During Saddam’s time, the city of Mosul was known as “Saddam’s Sword.” Meaning, as my Iraqi translator explained, that it had the reputation for breeding the roughest and toughest and most loyal members of Saddam’s security apparatus. Since the U.S. invasion, there’s been a fairly active insurgency there, with highs and lows over the past six years. In recent months the city has seen a significant level of violence: 42 attacks a week before the U.S. pullout, which dropped to 29 attacks per week since July 1.
But it seems Saddam’s Sword has been passed to Al Qaeda. According to the Major General Robert Caslen, the U.S. commander in Mosul, the attacks lately have been bigger and deadlier and Al Qaeda is to blame. They’re using Mosul as their home. The terrorist network’s leadership is heavily concentrated in the city, he says. Quoteth Reuters: “[Al Qaeda and its allies] still have the capability and they remain, I would say, a resilient force that has a capability to regenerate their combat power if necessary.”

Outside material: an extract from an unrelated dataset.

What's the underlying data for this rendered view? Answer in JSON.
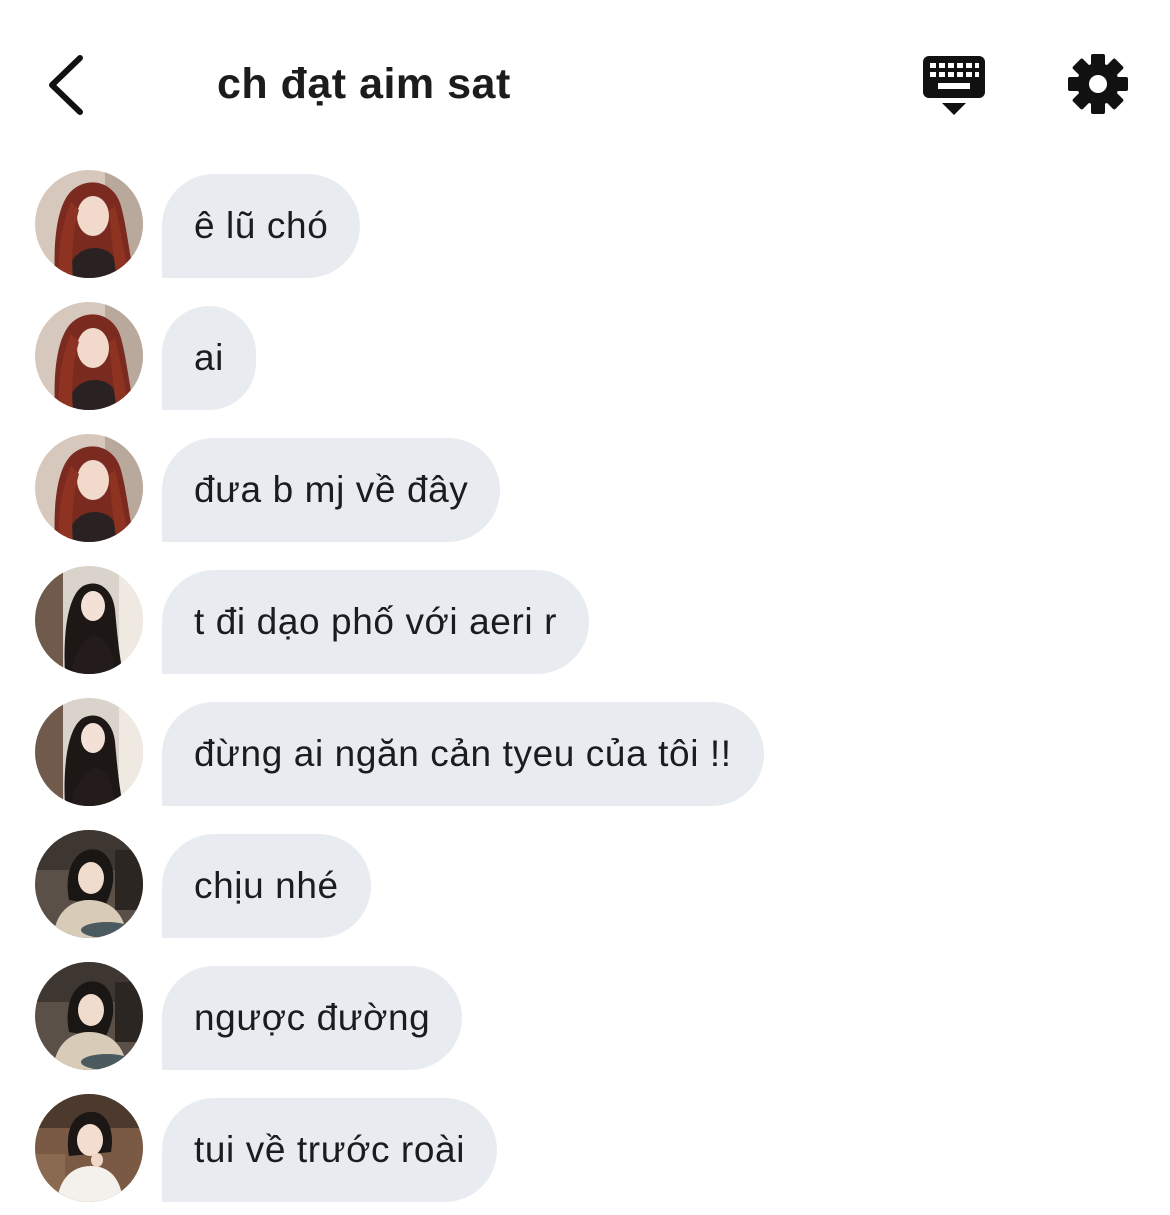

Over the past few months, I’ve received a few emails written by U.S. military folks in Mosul. The picture painted has been less than optimistic. The fear is that when we do leave, the Kurds and the Arabs are going to really go at it. And, as the Reuters story ominiously notes, the tensions between Baghdad and Iraqi Kurdistan “over land and has come dangerously close to all-out war.” Now, it looks like Al Qaeda is exploiting the ethnic tensions between the Kurds and the Arabs and trying its best to ensure that all out war is the outcome.